Ms. Gall was acclaiming a woman who had been trained as an apparel designer. But Ms. Gall was also acclaiming Liz Claiborne the organizer and leader of a powerful company. She had developed the formidable skill of organizing disparate elements to serve a rational and beautiful outcome. That was how she approached the design of apparel and the design of our company.

She participated in the design of an organization dedicated to specific objectives, many of them immaterial: pleasure in respectful interrelationships, dedication to learning and relearning skills, continued self-examination and, simply put, organizational civility.

Today's business world, vertical in its insistence on hierarchical structures both in reward and relationships, insists on revering the "bottom line." Organization by design is the last of Wall Street's qualifiers in assessing the value of a company. That decent behavior can lead to more than decent profitably is considered laughable. We never doubted that it would. That was how Liz designed her product and that's how she was instrumental in designing her company. She believed that we could bring order, discipline and planning to a highly fragmented business. We believed that if we could run a proper company with high quality products coherently presented to a defined customer, the rewards will follow. It may sound naïve, but Liz designed a virtuous, rational company.

Very few companies today, if any, consider "virtue" a virtue.

Years of preparation on her part and years of varied exposures on my part to the clothing business brought us to my consulting showroom in New York City, where we founded Liz Claiborne, Inc. Her mother had taught her how to sew, drape cloth and make patterns. Her father had escorted her to museums and through buildings considered architecturally beautiful. He had stressed the beauty of landscapes, the beauty of disparate elements arranged in "certain" ways. This was all part of her learning to "see."

She designed an apprenticeship that she felt would enable her to apply vision to paper and then to fabric. She brought that to our company to-be. And I, who had wandered through the humanities in my college courses, was as avid to design a company as I was to manage that company.

By February of 1976 we were building our first presentation: Liz, designer, Nancy Valentine, her assistant whose function was to create patterns and work with Liz as new styles were developed. There was a small drop-leaf cutting table to make room for the dress model. Three seamstresses were in place. Recalling the earliest days, Nancy says: "I had met Liz when she free-lanced a special group for White Stag. She inherited me as her patternmaker. We hit it off at once." It was a given that Liz and Nancy would work together, and "together" was precisely how they worked.

I spoke with Nancy the other day. Here is how Nancy described working with Liz: "She was always open, always fair, always able to learn from what didn't work. We lived inside one another's heads. Liz would ask 'Nancy, do you think we can do it this way? Will it work?' And if I didn't think it would work, that was that. We went from there." Nancy chuckled and added: "When the first line was finished we were given a week off with pay. That had never happened to me before, so I put myself on an airplane. I flew for the first time to California to see my mother. I knew then that for sure I was with special people."

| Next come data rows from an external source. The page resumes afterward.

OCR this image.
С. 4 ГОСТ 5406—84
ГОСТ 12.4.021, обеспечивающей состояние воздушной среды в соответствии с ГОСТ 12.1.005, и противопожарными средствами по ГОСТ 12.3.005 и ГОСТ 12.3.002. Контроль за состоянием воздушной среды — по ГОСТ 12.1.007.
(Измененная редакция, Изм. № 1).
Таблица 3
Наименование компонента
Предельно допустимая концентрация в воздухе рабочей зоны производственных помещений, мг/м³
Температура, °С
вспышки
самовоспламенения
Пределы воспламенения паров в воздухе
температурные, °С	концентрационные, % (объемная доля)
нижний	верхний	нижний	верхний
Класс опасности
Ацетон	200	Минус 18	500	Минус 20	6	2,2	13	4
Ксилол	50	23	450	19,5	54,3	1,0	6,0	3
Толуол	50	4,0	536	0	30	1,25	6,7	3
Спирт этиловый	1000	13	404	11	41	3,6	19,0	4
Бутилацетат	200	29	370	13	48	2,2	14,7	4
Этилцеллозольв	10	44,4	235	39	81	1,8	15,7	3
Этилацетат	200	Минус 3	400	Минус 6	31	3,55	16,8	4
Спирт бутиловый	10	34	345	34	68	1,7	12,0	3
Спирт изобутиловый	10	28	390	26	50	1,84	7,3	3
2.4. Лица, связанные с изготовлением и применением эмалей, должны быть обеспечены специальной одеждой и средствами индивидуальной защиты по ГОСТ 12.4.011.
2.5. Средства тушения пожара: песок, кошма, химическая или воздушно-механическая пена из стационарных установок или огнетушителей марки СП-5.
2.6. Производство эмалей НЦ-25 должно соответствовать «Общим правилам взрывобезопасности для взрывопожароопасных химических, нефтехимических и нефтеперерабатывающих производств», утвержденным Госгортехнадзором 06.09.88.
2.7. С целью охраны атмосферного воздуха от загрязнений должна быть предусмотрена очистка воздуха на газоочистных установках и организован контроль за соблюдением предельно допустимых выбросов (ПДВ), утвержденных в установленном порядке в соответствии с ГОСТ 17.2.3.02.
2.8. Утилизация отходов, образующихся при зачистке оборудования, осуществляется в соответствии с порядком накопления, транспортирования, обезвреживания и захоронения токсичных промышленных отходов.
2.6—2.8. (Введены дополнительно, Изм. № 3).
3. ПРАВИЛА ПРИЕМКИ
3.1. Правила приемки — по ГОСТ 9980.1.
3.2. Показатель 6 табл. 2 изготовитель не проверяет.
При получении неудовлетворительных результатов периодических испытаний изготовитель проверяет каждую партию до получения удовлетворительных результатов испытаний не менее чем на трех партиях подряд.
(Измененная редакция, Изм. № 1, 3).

That happened through design. We knew that every element that made up our company was in place to serve a purpose.

The story of our phenomenal growth has been told many times. First Liz hired a number of young design aspirants to sketch, to track down buttons, to check color matching, to bring us to a point where she then hired an assistant designer. She was still in control, but that control was slipping as she began to remove herself from the actual designing of clothes. Bob Abajian, her assistant in the late 80s, once described a line presentation for a company video: "There our clothes were hung on racks and special fixtures (at Macy's in Paramus, N.J.) and it looked as though the entire line was painted with one brush."

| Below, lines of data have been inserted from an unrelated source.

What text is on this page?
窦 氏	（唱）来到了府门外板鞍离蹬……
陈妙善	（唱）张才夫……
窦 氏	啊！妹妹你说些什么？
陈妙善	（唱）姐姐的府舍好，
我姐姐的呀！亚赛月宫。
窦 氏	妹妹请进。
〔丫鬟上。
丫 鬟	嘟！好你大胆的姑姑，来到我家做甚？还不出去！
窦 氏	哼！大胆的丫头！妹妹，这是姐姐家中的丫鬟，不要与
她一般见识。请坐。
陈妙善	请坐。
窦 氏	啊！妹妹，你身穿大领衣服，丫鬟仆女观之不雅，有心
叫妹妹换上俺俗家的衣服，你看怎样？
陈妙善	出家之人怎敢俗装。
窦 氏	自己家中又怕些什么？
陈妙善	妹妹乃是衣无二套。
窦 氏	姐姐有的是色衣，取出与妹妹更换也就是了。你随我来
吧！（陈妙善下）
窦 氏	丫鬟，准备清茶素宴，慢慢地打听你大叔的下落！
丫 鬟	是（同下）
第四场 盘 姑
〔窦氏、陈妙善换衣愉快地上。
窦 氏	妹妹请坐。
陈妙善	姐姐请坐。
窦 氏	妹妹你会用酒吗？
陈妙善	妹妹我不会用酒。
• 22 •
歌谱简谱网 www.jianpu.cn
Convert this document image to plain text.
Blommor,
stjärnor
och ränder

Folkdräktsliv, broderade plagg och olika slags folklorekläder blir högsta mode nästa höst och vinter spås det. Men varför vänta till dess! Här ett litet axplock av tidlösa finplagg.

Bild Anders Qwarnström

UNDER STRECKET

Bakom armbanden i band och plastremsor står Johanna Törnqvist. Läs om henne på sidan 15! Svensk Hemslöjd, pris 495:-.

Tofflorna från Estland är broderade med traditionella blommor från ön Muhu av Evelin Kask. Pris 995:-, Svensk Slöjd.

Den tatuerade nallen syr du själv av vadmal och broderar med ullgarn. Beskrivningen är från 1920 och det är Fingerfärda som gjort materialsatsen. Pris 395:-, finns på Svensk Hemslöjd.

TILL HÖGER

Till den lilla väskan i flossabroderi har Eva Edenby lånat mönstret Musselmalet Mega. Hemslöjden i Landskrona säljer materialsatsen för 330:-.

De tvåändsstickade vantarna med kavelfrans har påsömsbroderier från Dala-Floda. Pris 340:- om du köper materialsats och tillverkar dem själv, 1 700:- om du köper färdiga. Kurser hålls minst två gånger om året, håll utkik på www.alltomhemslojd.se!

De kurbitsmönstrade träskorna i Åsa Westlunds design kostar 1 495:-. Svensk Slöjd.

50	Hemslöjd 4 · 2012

As divisions were added, designers were added. Liz designed less and supervised more. "The further one is removed from the actual touching, draping, fittings, the less of oneself is in the product," she said. "That is obvious. Things are now being "run past" me. I spend my time overseeing fourteen designers. I "edit" their work. I ride the elevators with a bowl of cantaloupe and cottage cheese in my hands, going from floor to floor to have things 'run past' me."

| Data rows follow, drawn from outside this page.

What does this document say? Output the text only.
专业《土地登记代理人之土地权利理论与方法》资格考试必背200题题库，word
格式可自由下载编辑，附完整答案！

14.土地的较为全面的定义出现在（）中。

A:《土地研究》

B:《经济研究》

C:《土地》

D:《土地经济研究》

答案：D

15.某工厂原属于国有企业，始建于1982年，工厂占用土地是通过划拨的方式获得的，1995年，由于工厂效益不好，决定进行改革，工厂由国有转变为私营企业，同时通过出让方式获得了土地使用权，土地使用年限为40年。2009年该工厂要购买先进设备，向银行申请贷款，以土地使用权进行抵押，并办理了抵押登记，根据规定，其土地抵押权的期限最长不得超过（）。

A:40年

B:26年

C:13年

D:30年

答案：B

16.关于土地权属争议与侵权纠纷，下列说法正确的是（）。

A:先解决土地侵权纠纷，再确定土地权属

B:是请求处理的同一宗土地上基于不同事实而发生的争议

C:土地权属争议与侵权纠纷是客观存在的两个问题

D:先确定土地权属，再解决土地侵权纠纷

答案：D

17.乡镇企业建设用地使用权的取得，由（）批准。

As divisions were added, Liz the designer lost control of her label, and I lost control of the company we had designed. We had a written credo, "priorities," pinned up on blackboards and distributed through the company newsletter, but written credo or not, scale and change were reshaping the purposeful design of our company.

We left the company in 1989. Liz Claiborne, Inc. had become a mature company, and was now to be "organized" under new management, Jerome Chazen, experienced in aggressive selling, and a board of directors that was to become increasingly traditional and supporters of the Chairman, sat in judgment of the performance and direction of the company. It constantly amazes me how a group of highly successful executives can officiate, year after year, at the demise of a once great company.

But Liz, the designer, was far from forgotten. Her most gratifying distinction took place in 1991. She received an honorary doctorate degree from the Rhode Island School of Design. Her full acceptance speech, raw in its blunt honesty, moving, is presented in full in my book. Here are her opening remarks:

"This moment in my life is my scaling of Mt. Everest, humble and exhilarating, receiving this honor bestowed by peers, colleagues and fellow designers. I have tried very hard during my working years to shape my defining career decisions as a designer, true to the demands of good design as I saw them. We founded a company built on the primacy of design and engineering, and I resigned from the board of directors of that company fifteen years later because I could no longer enforce that principle and because I felt at the time that scale and the compulsion of the world of dollars and cents, the apparent hostility of commerce and design in pursuit of ever-growing market share, made that principle unenforceable.

"After months of reflection, attempting to recapture and reevaluate the sources of my professional beliefs, I remain convinced that my resignation from the board was both proper and inevitable."

I sat in the audience, quietly weeping for times lost but forever remembered.
The design staff, starting with Nancy Valentine, who never wanted to be a designer, had grown from the original 4 to 14 to 32, and was well over 40 when we left. And with each increment, Liz had designed less, until she no longer was the designer. And the design and priorities of the company began to erode until, in the end, Liz Claiborne was like any other company, visionless, judging each step in terms of the potential material gain. And like most companies, judging poorly.

But somehow she remains iconic. Her style, her dignity, her humility: all of these fashioned the person. She remains a historically great designer - of apparel - of her company - of herself.